The Story of My Sister
She did a crazy thing: woodwork every day.
I'm Peter. I have a sister, Ying. We come from a carpenter family. I want to tell the story of my sister here.
They say it takes 10,000 hours to become an expert at something. Persistence is key to success and if you can commit to doing the same thing each day every day, you can eventually become an expert at it.
What about if you do woodwork every day? As long as you dare to battle with yourself fiercely and commit to a routine, your potential will soar and you will achieve a previously unimaginable level of mastery. And that is what my sister did.
Before my sister Ying was exposed to woodwork, she was an outrageous "destructor". She liked to deconstruct and rebuild things sometimes destroying them in the process. However, with wood the story was different. The wood seemed warm and nurturing to her. She had a large box that she used to store Longwood trees collected from all over the world. The rarest of them was Swamp Oak inherited from our grandfather. It had lain in a swamp for over a century and was essentially a fossil.
Our grandfather was a carpenter. When my sister was a child, our grandfather gave her a special birthday gift every year - woodworking tools. The first tool she received was a small machete. Under the guidance of our grandfather, she learned how to carve a simple V-shape curve into a piece of wood.
In carpentry, my sister’s favourite is the wooden spoon. When observing the purchased Japanese tableware, she was fascinated by the spoon's shape and curves. "The knife is great, the fork is like punishment, but the spoon, with its bowl-like arc and the elegant outline, makes me think it is unique in the world." What if the unique texture of wood and the curve of the spoon are combined? She started thinking about the relationship between the material and the shape and began to make her very own wooden spoons.

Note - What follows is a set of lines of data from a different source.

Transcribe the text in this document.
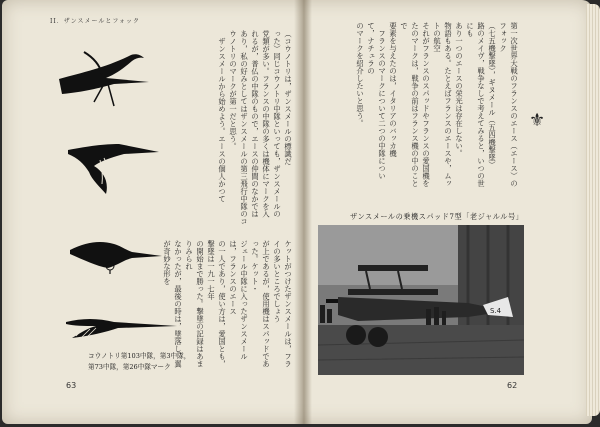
II．ザンスメールとフォック
（コウノトリは，ザンスメールの標識だ
った）同じコウノトリ中隊といっても，ザンスメールの
党類が多い。フランスの中隊の多くは機体にマークを入
れるが，普仏の中隊のもので，エースの仲間のなかでは
あり，私の好みとしてはザンスメールの第三飛行中隊のコ
ウノトリのマークが第一だと思う。
　ザンスメールから始めよう。エースの個人かつて
ケットがつけたザンスメールは，フライの多いところでしょう
が上であるが，使用機はスパッドであった。ケット・
ジェール中隊に入ったザンスメールは，フランスのエース
の一人であり，使い方は，愛国とも，撃墜は一九一七年
の開始まで勝った。撃墜の記録はあまりみられ
なかったが，最後の時は，墜落し，翼が奇妙な形を
コウノトリ第103中隊，第3中隊，
第73中隊，第26中隊マーク
第一次世界大戦のフランスのエース（エース）のフォック
（七五機撃墜），ギヌメール（五四機撃墜）
路のメイヴ，戦争なしで考えてみると，いつの世にも
あり一つのエースの栄光は存在しない。
物語もある。たとえばフランスのエースや，ムットの航空
それがフランスのスパッドやフランスの愛国機を
たのマークは，戦争の前はフランス機の中のことで
要素を与えたのは，イタリアのバッカ機
　フランスのマークについて二つの中隊について，ナチュラの
のマークを紹介したいと思う。	⚜
ザンスメールの乗機スパッド7型「老ジャルル号」
S.4
63	62
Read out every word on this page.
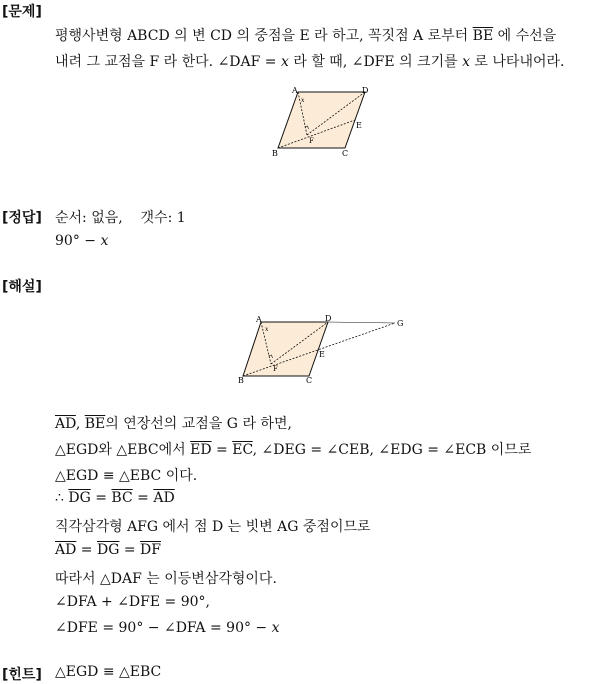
[문제]
평행사변형 ABCD 의 변 CD 의 중점을 E 라 하고, 꼭짓점 A 로부터 $\overline{BE}$ 에 수선을
내려 그 교점을 F 라 한다. ∠DAF = x 라 할 때, ∠DFE 의 크기를 x 로 나타내어라.
A	D
B	C
E
F
x
[정답] 순서: 없음, 갯수: 1
90° − x
[해설]
A	D
B	C
E
F
G
x
$\overline{AD}$, $\overline{BE}$의 연장선의 교점을 G 라 하면,
△EGD와 △EBC에서 $\overline{ED} = \overline{EC}$, ∠DEG = ∠CEB, ∠EDG = ∠ECB 이므로
△EGD ≡ △EBC 이다.
∴ $\overline{DG} = \overline{BC} = \overline{AD}$
직각삼각형 AFG 에서 점 D 는 빗변 AG 중점이므로
$\overline{AD} = \overline{DG} = \overline{DF}$
따라서 △DAF 는 이등변삼각형이다.
∠DFA + ∠DFE = 90°,
∠DFE = 90° − ∠DFA = 90° − x
[힌트] △EGD ≡ △EBC
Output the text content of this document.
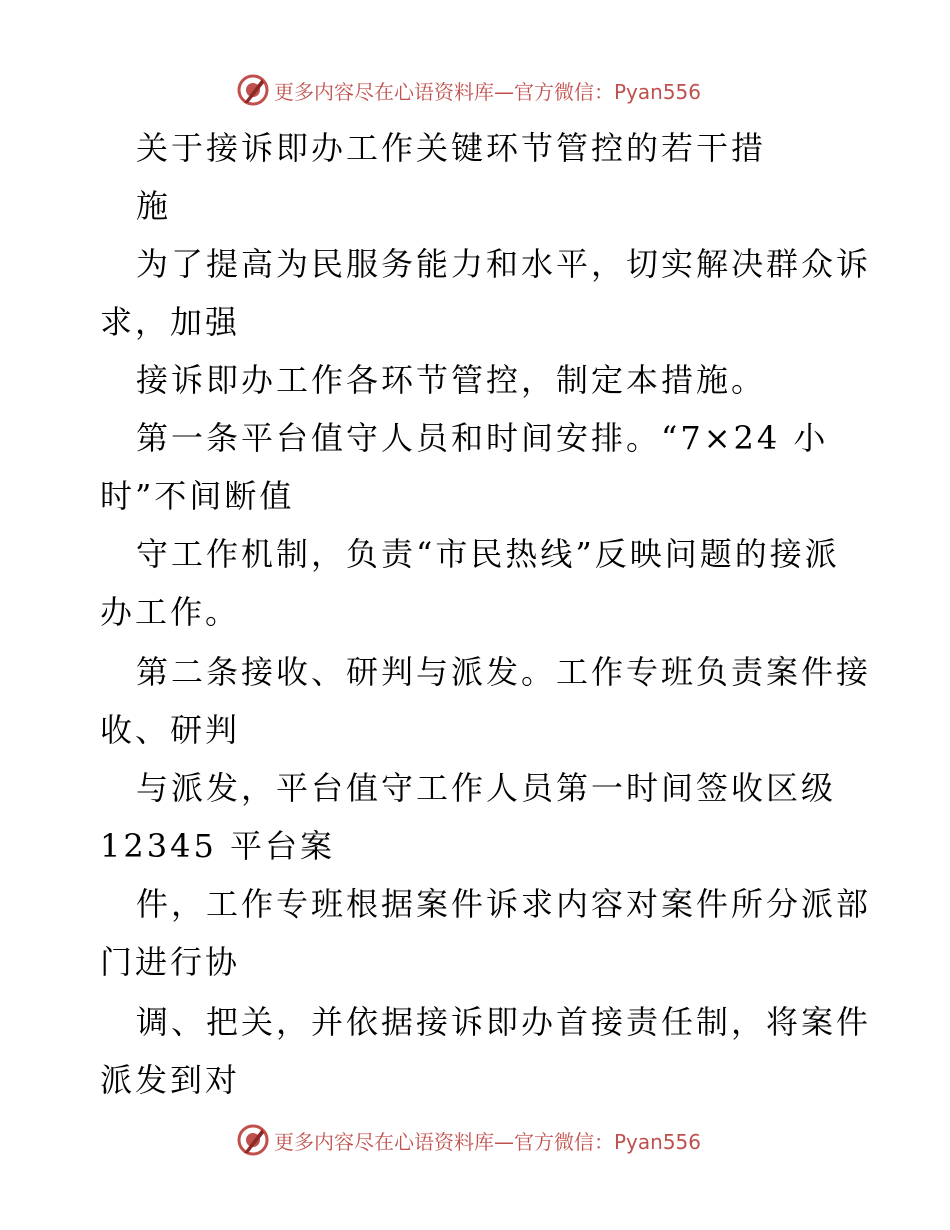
更多内容尽在心语资料库—官方微信：Pyan556
关于接诉即办工作关键环节管控的若干措
施
为了提高为民服务能力和水平，切实解决群众诉
求，加强
接诉即办工作各环节管控，制定本措施。
第一条平台值守人员和时间安排。“7×24 小
时”不间断值
守工作机制，负责“市民热线”反映问题的接派
办工作。
第二条接收、研判与派发。工作专班负责案件接
收、研判
与派发，平台值守工作人员第一时间签收区级
12345 平台案
件，工作专班根据案件诉求内容对案件所分派部
门进行协
调、把关，并依据接诉即办首接责任制，将案件
派发到对
更多内容尽在心语资料库—官方微信：Pyan556
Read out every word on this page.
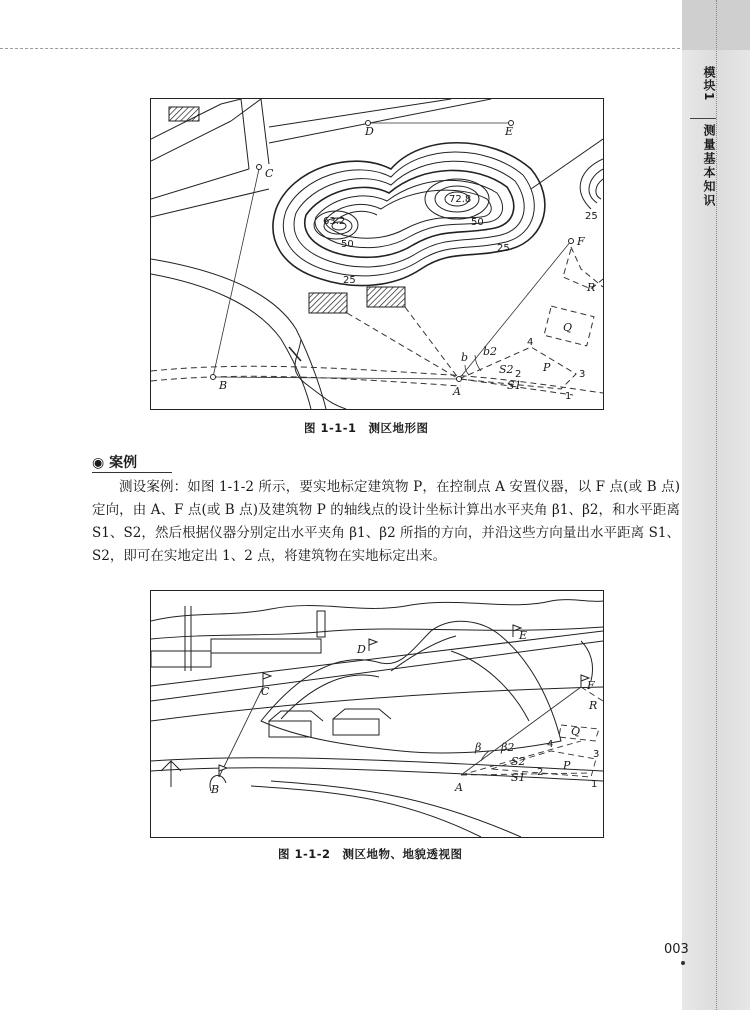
模块1
测量基本知识
B
C
D	E
F
A
P
Q
R
63.2
72.8
50
50
25
25
25
b b2
S2
S1
1
2	3
4
图 1-1-1　测区地形图
◉ 案例
测设案例：如图 1-1-2 所示，要实地标定建筑物 P，在控制点 A 安置仪器，以 F 点(或 B 点)定向，由 A、F 点(或 B 点)及建筑物 P 的轴线点的设计坐标计算出水平夹角 β1、β2，和水平距离 S1、S2，然后根据仪器分别定出水平夹角 β1、β2 所指的方向，并沿这些方向量出水平距离 S1、S2，即可在实地定出 1、2 点，将建筑物在实地标定出来。
B
C
D
E
F
A
P
Q
R
β β2
S2
S1
1
2
3
4
图 1-1-2　测区地物、地貌透视图
003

Once, my sister was talking to a colleague and the colleague said casually: "If you like woodworking so much, why don't you try making one item every day and see if you can stick to it for a year?" "Why not?", thought my sister, and that is how her work plan was born.
She started her "daily work plan" and everyone around her thought she was crazy. Every day after returning from work, she hid in her studio sketching and creating, surrounded by piles of messy tools and wood. A simple wooden item can be carved in an hour and a half, and if it is complicated, it takes at least three hours or even a whole day, and that is not including the time needed for careful polishing.
My sister likes to create wooden tableware with respect to the relationship between the wood itself and the hand tools that she is using. This makes each one of her woodworking projects so unique.
"I will also use some deformed wood, and I will deliberately not carve it into a perfection, but rather follow its natural grain and shape."
She began to enjoy this artistic experimentation. It was a conversation between the wood and the tools. She lets the wood dictate the shape of the piece and take on a life of its own, and this approach turns every piece of wood in her hands into a wonderful surprise.
"Woodwork experiments helped me to develop a new way of thinking, and they have taken me out of my comfort zone. Every time I make a piece, I must not repeat it. This kind of manual exploration is very interesting!"
Craftsmanship has always been seen as monotonous and repetitive work. But in my sister’s opinion, it is not at all. Obsessive people can find God in craftsmanship such as woodwork, can’t they?